The protest began with a march from the Bank of America Plaza through the Wells Fargo Center Plaza at 7 a.m. Demonstrators marched to 4th and Figueroa streets, where some of the protesters sat in the middle of the intersection.
Police said the marchers had a permit to have a rally and a march, but not to block the intersection. They declared it an unlawful assembly.
Police arrested more than 70 people, including an 82-year-old woman and a woman who would not walk, so officers had to carry her.
The groups Good Jobs L.A. and Occupy L.A., along with union workers, rallied for passage of a jobs bill, tighter regulations on banks and higher taxes for the wealthiest 1 percent of Americans.
A retiree said he joined the protest to fight for a better quality of life for younger workers.
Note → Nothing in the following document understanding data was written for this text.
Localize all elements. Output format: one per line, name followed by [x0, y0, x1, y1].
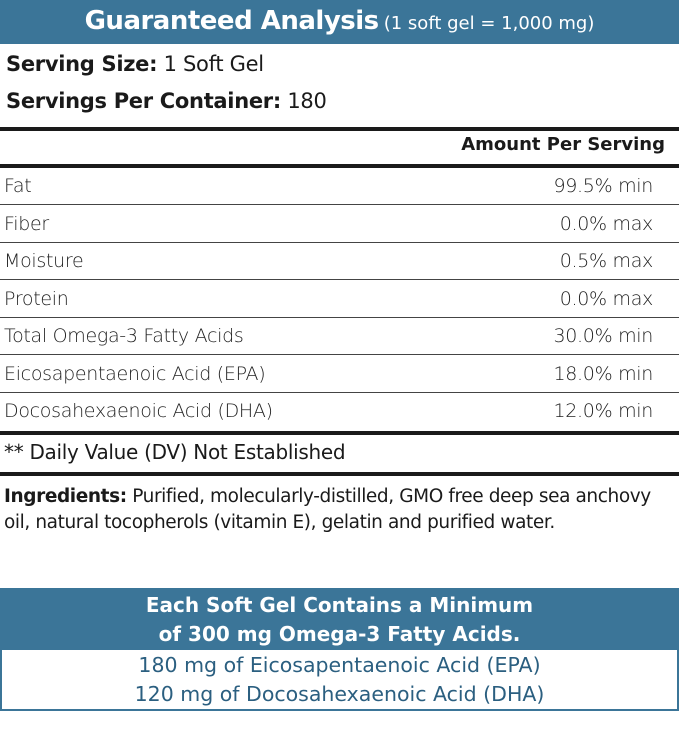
- table-row: Fat 99.5% min: [0, 168, 679, 204]
- row-value: 30.0% min: [553, 325, 653, 347]
- table-row: Eicosapentaenoic Acid (EPA) 18.0% min: [0, 356, 679, 392]
- row-divider: [0, 316, 679, 318]
- row-divider: [0, 204, 679, 205]
- callout-detail-epa: 180 mg of Eicosapentaenoic Acid (EPA): [138, 653, 541, 677]
- callout-detail-dha: 120 mg of Docosahexaenoic Acid (DHA): [134, 682, 545, 706]
- header-band: Guaranteed Analysis (1 soft gel = 1,000 …: [0, 0, 679, 44]
- column-header: Amount Per Serving: [461, 134, 665, 155]
- row-value: 0.0% max: [559, 212, 654, 235]
- serving-size: Serving Size: 1 Soft Gel: [6, 52, 264, 76]
- ingredients: Ingredients: Purified, molecularly-disti…: [4, 484, 674, 536]
- row-value: 12.0% min: [553, 400, 653, 422]
- table-row: Fiber 0.0% max: [0, 206, 679, 242]
- divider: [0, 472, 679, 476]
- callout-header: Each Soft Gel Contains a Minimum of 300 …: [0, 588, 679, 650]
- row-name: Moisture: [4, 250, 84, 272]
- subtitle: (1 soft gel = 1,000 mg): [383, 13, 595, 34]
- row-name: Fat: [4, 175, 32, 197]
- row-name: Eicosapentaenoic Acid (EPA): [4, 362, 266, 385]
- callout-details: 180 mg of Eicosapentaenoic Acid (EPA) 12…: [0, 650, 679, 711]
- table-row: Docosahexaenoic Acid (DHA) 12.0% min: [0, 393, 679, 429]
- serving-size-label: Serving Size:: [6, 52, 158, 76]
- row-name: Protein: [4, 287, 69, 310]
- divider: [0, 127, 679, 131]
- servings-per-container-label: Servings Per Container:: [6, 89, 281, 113]
- row-divider: [0, 241, 679, 243]
- callout-line1: Each Soft Gel Contains a Minimum: [145, 593, 534, 617]
- row-divider: [0, 354, 679, 355]
- row-divider: [0, 391, 679, 393]
- table-row: Moisture 0.5% max: [0, 243, 679, 279]
- row-value: 0.5% max: [559, 250, 654, 272]
- row-name: Docosahexaenoic Acid (DHA): [4, 400, 273, 422]
- divider: [0, 431, 679, 435]
- serving-size-value: 1 Soft Gel: [163, 52, 264, 76]
- title: Guaranteed Analysis: [84, 6, 380, 36]
- callout-line2: of 300 mg Omega-3 Fatty Acids.: [158, 622, 521, 646]
- ingredients-label: Ingredients:: [4, 486, 127, 507]
- row-divider: [0, 279, 679, 280]
- table-row: Protein 0.0% max: [0, 281, 679, 317]
- row-name: Fiber: [4, 212, 49, 235]
- servings-per-container-value: 180: [287, 89, 327, 113]
- row-name: Total Omega-3 Fatty Acids: [4, 325, 244, 347]
- footnote: ** Daily Value (DV) Not Established: [4, 440, 346, 464]
- row-value: 18.0% min: [553, 362, 653, 385]
- table-row: Total Omega-3 Fatty Acids 30.0% min: [0, 318, 679, 354]
- servings-per-container: Servings Per Container: 180: [6, 89, 327, 113]
- row-value: 0.0% max: [559, 287, 654, 310]
- divider: [0, 164, 679, 168]
- row-value: 99.5% min: [553, 175, 653, 197]
- ingredients-text: Purified, molecularly-distilled, GMO fre…: [4, 486, 651, 533]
"I worked for Citybank for 10 years, and I know that their main objective is making a profit, not taking care of their employees or any social responsibility," said Joe Bloomer of Torrance. "They pay petty cash to their social image, but nothing to the employees and the workers."
The protest created a massive traffic backup in the downtown area. Two exits off the 110 Freeway were also closed due to the demonstration.
Workers organized by the Service Employees International Union and Occupy L.A. took part in a second march at noon from City Hall to the Wells Fargo Center on Brand Avenue.
Protesters gathered at the Bank of America Plaza and set up about a dozen tents, refusing to leave, despite orders from the LAPD to clear the grassy area.
"If they don't, then they'll be subject to arrest, which is of course what has happened in several other cases," said LAPD Chief Charlie Beck.
A small group of protesters locked arms in solidarity, as dozens of police officers in riot gear surrounded them. There was no resistance as police began arresting them.
The property owner put up a fence outside the Bank of America Plaza Thursday night, a clear sign that demonstrators are not welcome.
The Occupy Movement in Los Angeles has been mostly peaceful. Some people were detained during a march last month, but protests have been nonviolent.